Anime Film Review: Princess Mononoke

Princess Mononoke is a film directed by Hayao Miyazaki and released by Studio Ghibli in 1997 in Japan. Miramax Films released an English dubbed version of the film in 1999.

Princess Mononoke
Directed by: Hayao Miyazaki
Written by: Hayao Miyazaki
Starring: Yōji Matsuda, Yuriko Ishida, Yūko Tanaka, Kaoru Kobayashi, Masahiko Nishimura, Tsunehiko Kamijo, Akihiro Miwa, Mitsuko Mori, Hisaya Morishige
Run Time: 134 minutes
Rated: PG-13

The film is set during the late Muromachi period of Japan, and it includes a number of fantastical elements. The story of the film focuses on the struggle between the supernatural guardians of the forest and the humans that try to consume the resources of the forest.

The main character of Princess Mononoke is Ashitaka, the last Emishi prince. The film opens with Ashitaka saving his village when he kills the demon form of Nago, the boar god, when he goes on a rampage and threatens the village. Unfortunately for Ashitaka, he receives a demon mark on his arm during the battle, and is cursed by the pain and hatred of the Boar God. When Nago’s corpse is examined, a ball of iron is discovered; it is believed that the ball of iron is connected to Nago’s curse. Because of the curse, Ashitaka is destined for death, so he decides to leave the village and search for a cure for the curse.

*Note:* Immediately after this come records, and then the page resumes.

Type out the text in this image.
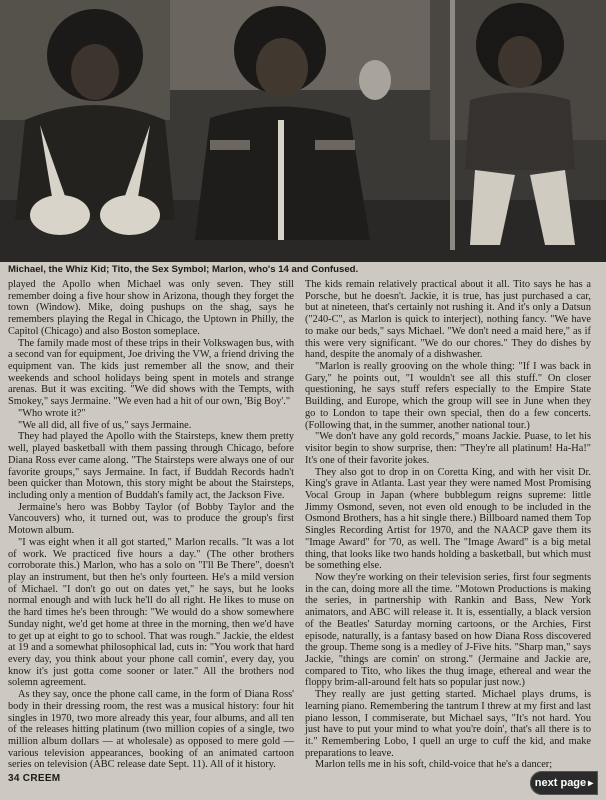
Michael, the Whiz Kid; Tito, the Sex Symbol; Marlon, who's 14 and Confused.

played the Apollo when Michael was only seven. They still remember doing a five hour show in Arizona, though they forget the town (Window). Mike, doing pushups on the shag, says he remembers playing the Regal in Chicago, the Uptown in Philly, the Capitol (Chicago) and also Boston someplace.

The family made most of these trips in their Volkswagen bus, with a second van for equipment, Joe driving the VW, a friend driving the equipment van. The kids just remember all the snow, and their weekends and school holidays being spent in motels and strange arenas. But it was exciting. "We did shows with the Tempts, with Smokey," says Jermaine. "We even had a hit of our own, 'Big Boy'."

"Who wrote it?"

"We all did, all five of us," says Jermaine.

They had played the Apollo with the Stairsteps, knew them pretty well, played basketball with them passing through Chicago, before Diana Ross ever came along. "The Stairsteps were always one of our favorite groups," says Jermaine. In fact, if Buddah Records hadn't been quicker than Motown, this story might be about the Stairsteps, including only a mention of Buddah's family act, the Jackson Five.

Jermaine's hero was Bobby Taylor (of Bobby Taylor and the Vancouvers) who, it turned out, was to produce the group's first Motown album.

"I was eight when it all got started," Marlon recalls. "It was a lot of work. We practiced five hours a day." (The other brothers corroborate this.) Marlon, who has a solo on "I'll Be There", doesn't play an instrument, but then he's only fourteen. He's a mild version of Michael. "I don't go out on dates yet," he says, but he looks normal enough and with luck he'll do all right. He likes to muse on the hard times he's been through: "We would do a show somewhere Sunday night, we'd get home at three in the morning, then we'd have to get up at eight to go to school. That was rough." Jackie, the eldest at 19 and a somewhat philosophical lad, cuts in: "You work that hard every day, you think about your phone call comin', every day, you know it's just gotta come sooner or later." All the brothers nod solemn agreement.

As they say, once the phone call came, in the form of Diana Ross' body in their dressing room, the rest was a musical history: four hit singles in 1970, two more already this year, four albums, and all ten of the releases hitting platinum (two million copies of a single, two million album dollars — at wholesale) as opposed to mere gold — various television appearances, booking of an animated cartoon series on television (ABC release date Sept. 11). All of it history.

The kids remain relatively practical about it all. Tito says he has a Porsche, but he doesn't. Jackie, it is true, has just purchased a car, but at nineteen, that's certainly not rushing it. And it's only a Datsun ("240-C", as Marlon is quick to interject), nothing fancy. "We have to make our beds," says Michael. "We don't need a maid here," as if this were very significant. "We do our chores." They do dishes by hand, despite the anomaly of a dishwasher.

"Marlon is really grooving on the whole thing: "If I was back in Gary," he points out, "I wouldn't see all this stuff." On closer questioning, he says stuff refers especially to the Empire State Building, and Europe, which the group will see in June when they go to London to tape their own special, then do a few concerts. (Following that, in the summer, another national tour.)

"We don't have any gold records," moans Jackie. Puase, to let his visitor begin to show surprise, then: "They're all platinum! Ha-Ha!" It's one of their favorite jokes.

They also got to drop in on Coretta King, and with her visit Dr. King's grave in Atlanta. Last year they were named Most Promising Vocal Group in Japan (where bubblegum reigns supreme: little Jimmy Osmond, seven, not even old enough to be included in the Osmond Brothers, has a hit single there.) Billboard named them Top Singles Recording Artist for 1970, and the NAACP gave them its "Image Award" for '70, as well. The "Image Award" is a big metal thing, that looks like two hands holding a basketball, but which must be something else.

Now they're working on their television series, first four segments in the can, doing more all the time. "Motown Productions is making the series, in partnership with Rankin and Bass, New York animators, and ABC will release it. It is, essentially, a black version of the Beatles' Saturday morning cartoons, or the Archies, First episode, naturally, is a fantasy based on how Diana Ross discovered the group. Theme song is a medley of J-Five hits. "Sharp man," says Jackie, "things are comin' on strong." (Jermaine and Jackie are, compared to Tito, who likes the thug image, ethereal and wear the floppy brim-all-around felt hats so popular just now.)

They really are just getting started. Michael plays drums, is learning piano. Remembering the tantrum I threw at my first and last piano lesson, I commiserate, but Michael says, "It's not hard. You just have to put your mind to what you're doin', that's all there is to it." Remembering Lobo, I quell an urge to cuff the kid, and make preparations to leave.

Marlon tells me in his soft, child-voice that he's a dancer;

34 CREEM	next page ▸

During his travels, Ashitaka arrives in a forest that is inhabited by animal gods and the Forest Spirit. A human settlement called Irontown is nearby, which is a refuge for social outcasts, former brothel workers and lepers. Lady Eboshi hires the citizens to manufacture firearms to defend the settlement against the forest gods; as part of their job, the people in the settlement clear the forest to get more iron ore. The actions of the settlement anger the animal gods, and both groups battle each other. It was during one of these battles that Lady Eboshi, the head of Irontown, shot the iron ball into Nago the Boar God.

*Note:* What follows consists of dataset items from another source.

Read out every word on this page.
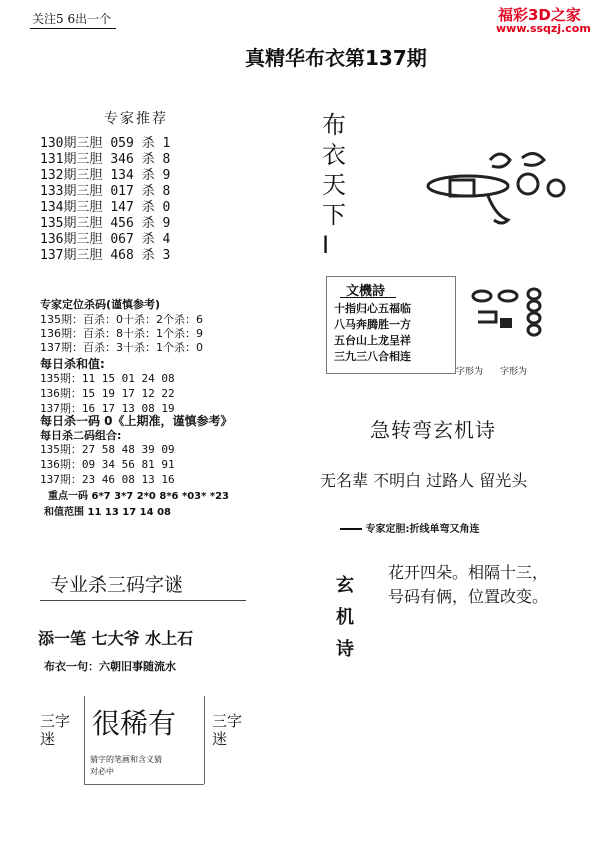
关注5 6出一个	福彩3D之家
www.ssqzj.com
真精华布衣第137期
专家推荐
130期三胆 059 杀 1
131期三胆 346 杀 8
132期三胆 134 杀 9
133期三胆 017 杀 8
134期三胆 147 杀 0
135期三胆 456 杀 9
136期三胆 067 杀 4
137期三胆 468 杀 3
专家定位杀码(谨慎参考)
135期：百杀：0十杀：2个杀：6
136期：百杀：8十杀：1个杀：9
137期：百杀：3十杀：1个杀：0
每日杀和值:
135期：11 15 01 24 08
136期：15 19 17 12 22
137期：16 17 13 08 19
每日杀一码 0《上期准，谨慎参考》
每日杀二码组合:
135期：27 58 48 39 09
136期：09 34 56 81 91
137期：23 46 08 13 16
重点一码 6*7 3*7 2*0 8*6 *03* *23
和值范围 11 13 17 14 08
专业杀三码字谜
添一笔 七大爷 水上石
布衣一句：六朝旧事随流水
很稀有
猜字的笔画和含义猜
对必中
三字迷
三字迷
布衣天下I
文機詩
十指归心五福临
八马奔腾胜一方
五台山上龙呈祥
三九三八合相连
字形为 字形为
急转弯玄机诗
无名辈 不明白 过路人 留光头
专家定胆:折线单弯又角连
玄机诗
花开四朵。相隔十三，
号码有俩，位置改变。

The Irontown settlement is attacked by San, a human girl who has been adopted by wolves. Ashitaka intervenes to stop the fighting and takes San back to the forest; however, Ashitaka is injured during this effort. With San’s help, the Forest Spirit heals Ashitaka’s wounds, but not his curse. Ashitaka travels between Irontown and the forest in an attempt to make peace. Lady Eboshi, however, decides to hunt the head of the Forest Spirit. The remainder of the film shows what happens during Lady Eboshi’s attempt to get the Forest Spirit’s head.

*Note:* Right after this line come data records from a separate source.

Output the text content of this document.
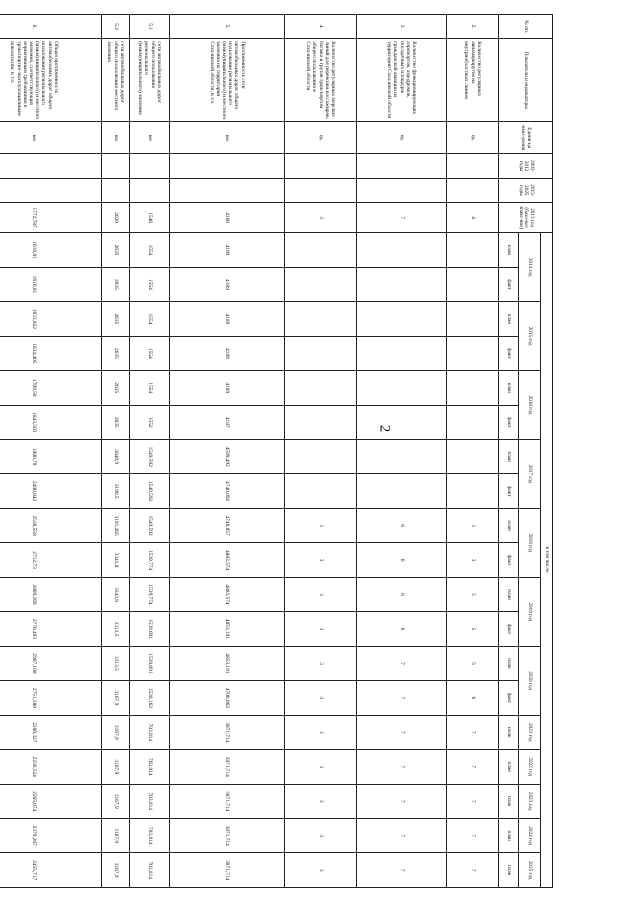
2
№ пп.	Показатели и индикаторы	Едини-ца изме-рения	2003-2012 годы	2013-2025 годы	2013 год (базо-вое значе-ние)	в том числе:																		
						2014 год		2015 год		2016 год		2017 год		2018 год		2019 год		2020 год		2021 год	2022 год	2023 год	2024 год	2025 год
						план	факт	план	факт	план	факт	план	факт	план	факт	план	факт	план	факт	план	план	план	план	план
2.	Количество регулярных авиамаршрутов на внутриобластных линиях	ед.			4									3	3	5	5	5	6	7	7	7	7	7
3.	Количество функционирующих аэропортов, аэродромов, посадочных площадок гражданской авиации на территории Сахалинской области	ед.			7									6	6	6	6	7	7	7	7	7	7	7
4.	Количество регулярных морских линий для перевозки пассажиров, багажа и грузов транспортом общего пользования в Сахалинской области	ед.			3									3	3	3	3	3	3	3	3	3	3	3
5.	Протяженность сети автомобильных дорог общего пользования регионального (межмуниципального) и местного значения на территории Сахалинской области, в т.ч.	км			4166	4189	4189	4189	4189	4189	4187	4599,492	4740,092	4740,857	4883,574	4883,574	4853,191	4853,191	4706,062	3871,714	3871,714	3871,714	3871,714	3871,714
5.1	сети автомобильных дорог общего пользования регионального (межмуниципального) значения	км			1546	1554	1554	1554	1554	1554	1552	1549,592	1549,592	1549,592	1539,774	1539,774	1539,691	1539,691	1538,162	703,814	703,814	703,814	703,814	703,814
5.2	сети автомобильных дорог общего пользования местного значения	км			2620	2635	2635	2635	2635	2635	2635	3040,9	3190,5	3191,265	3343,8	3343,8	3313,5	3313,5	3167,9	3167,9	3167,9	3167,9	3167,9	3167,9
6.	Общая протяженность автомобильных дорог общего пользования регионального (межмуниципального) и местного значения, соответствующих нормативным требованиям к транспортно-эксплуатационным показателям, в т.ч.	км			1772,787	1610,81	1610,81	1633,822	1634,405	1709,58	1843,503	1800,78	2490,842	2536,558	2712,73	2809,269	2770,493	2907,108	2751,380	2200,327	2236,524	2265,074	2379,207	2455,717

Princess Mononoke tells a compelling story, and it focuses on two ideas: the environment and the fact that no one is necessarily either good or evil. What I really appreciate about the storytelling in Princess Mononoke is the fact that Miyazaki was able to tell this story without falling into the trap of “the forest animals and the animal spirits are the ‘good guys,’ and that Lady Eboshi and the citizens of Irontown are the ‘bad guys’.”

The animation in Princess Mononoke is breathtaking, and perfectly conveys the feelings and emotions Miyazaki wants the viewer to experience while watching the film. This was also one of the first Studio Ghibli films to truly begin utilizing computer animation. On the one hand, the computer animation does noticeably stand out from the rest of the animation in the film; however, since the computer animation was generally used for some of the more “fantastical” sequences in the film, the blatant different in animation actually helps to enhance those sequences.

It should be noted that Princess Mononoke carries a PG-13 rating, which is rather unusual for a Studio Ghibli film; however, this rating is very justified. During the film, there are beheadings shown at one point when Ashitaka is having to battle against some humans, and the overall feel of the film is a bit “darker” in comparison to most of the other films produced by Studio Ghibli.

When it comes to the actual DVD release of Princess Mononoke, there wasn’t much in the way of special features. There’s an English language theatrical trailer, and a short featurette about the making of the English dub of the film. The featurette focuses on the voice cast, but it also includes Neil Gaiman, the man who translated the film for the English dub. Overall, this was a decent featurette.

If you’re a fan of Miyazaki or Studio Ghibli, or if you simply like Princess Mononoke, then you really should include this DVD in your home video library if it isn’t already in it.

I wrote this review after watching a copy of Princess Mononoke that my husband purchased for me as a gift.